Como a própria sigla diz, o ICMS incide sobre a circulação de mercadorias, que gera débito, que deduzido do crédito das aquisições resulta no valor a recolher ao erário. Na modalidade de substituição tributária o ICMS é cobrado sobre a não circulação de mercadorias. O imposto é cobrado sem que o fato gerador tenha acontecido. A própria essência primeira, justificadora da criação do ICMS foi destruída e no seu lugar foi colocada uma coisa absolutamente transcendental. E o valor cobrado antecipadamente é alto: mais de um quinto do valor da mercadoria deve ser pago de imediato. Isso até lembra o tão absurdo quinto dos infernos que hoje é apenas um dos mais de cinquenta tributos cobrados no Brasil.
De início, foram criadas as figuras do substituto, que era o fornecedor da mercadoria; e o substituído, que era o comerciante adquirente. O fornecedor fazia papel de Fisco ao cobrar do adquirente o imposto sobre uma presumida venda que poderia até nem acontecer. Não satisfeito, o legislador perverteu o próprio pervertido regime de substituição tributária. Isso ocorreu quando o legislador criou a substituição tributária interna, fato que eliminou a figura do substituto tributário. Nesse regime, o imposto é cobrado pela própria SEFAZ, que assumiu o papel de substituto tributário, ficando claro que a operação fiscal é na realidade uma antecipação definitiva e não uma operação de substituição tributária.
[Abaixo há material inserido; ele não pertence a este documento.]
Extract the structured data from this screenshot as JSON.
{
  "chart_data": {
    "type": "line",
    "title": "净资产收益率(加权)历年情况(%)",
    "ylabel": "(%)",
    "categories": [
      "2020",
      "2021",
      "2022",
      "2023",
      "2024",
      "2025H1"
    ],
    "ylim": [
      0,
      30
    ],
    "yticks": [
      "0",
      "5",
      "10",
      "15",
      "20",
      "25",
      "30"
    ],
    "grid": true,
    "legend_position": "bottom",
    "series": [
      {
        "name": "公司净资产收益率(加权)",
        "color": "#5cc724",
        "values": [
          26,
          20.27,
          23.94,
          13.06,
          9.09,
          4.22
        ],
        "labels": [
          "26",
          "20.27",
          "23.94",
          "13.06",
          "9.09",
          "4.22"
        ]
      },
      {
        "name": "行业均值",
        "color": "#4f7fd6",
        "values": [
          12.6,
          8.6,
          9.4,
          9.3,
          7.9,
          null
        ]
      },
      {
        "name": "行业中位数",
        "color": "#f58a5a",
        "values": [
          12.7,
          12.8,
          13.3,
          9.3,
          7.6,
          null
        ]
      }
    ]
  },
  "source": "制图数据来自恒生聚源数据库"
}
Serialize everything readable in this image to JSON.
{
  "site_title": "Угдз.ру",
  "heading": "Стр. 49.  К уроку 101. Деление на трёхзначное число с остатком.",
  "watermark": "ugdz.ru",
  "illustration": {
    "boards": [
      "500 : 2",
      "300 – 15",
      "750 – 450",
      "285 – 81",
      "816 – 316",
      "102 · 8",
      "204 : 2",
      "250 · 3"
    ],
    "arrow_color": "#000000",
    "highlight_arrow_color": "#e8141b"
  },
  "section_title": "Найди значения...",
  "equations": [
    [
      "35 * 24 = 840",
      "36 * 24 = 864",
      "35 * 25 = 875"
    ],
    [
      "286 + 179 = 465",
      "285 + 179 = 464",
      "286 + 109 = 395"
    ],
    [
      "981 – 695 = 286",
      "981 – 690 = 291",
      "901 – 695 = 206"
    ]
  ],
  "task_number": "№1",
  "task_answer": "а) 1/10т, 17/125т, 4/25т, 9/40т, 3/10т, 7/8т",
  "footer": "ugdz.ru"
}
Essa perversa e atroz modalidade de cobrança está matando as empresas. Poucos estão conseguindo sobreviver com os caninos da SEFAZ cravados na sua jugular. Uma maneira de amenizar tantos repuxos nas normas do ICMS seria conceder um tempo hábil para as empresas venderem seus produtos. Os valores notificados num determinado mês poderiam ser pagos no quinto mês subsequente. As empresas estão no limite do estrangulamento e algo urgente deve ser feito para evitar um colapso ou uma insurgência coletiva.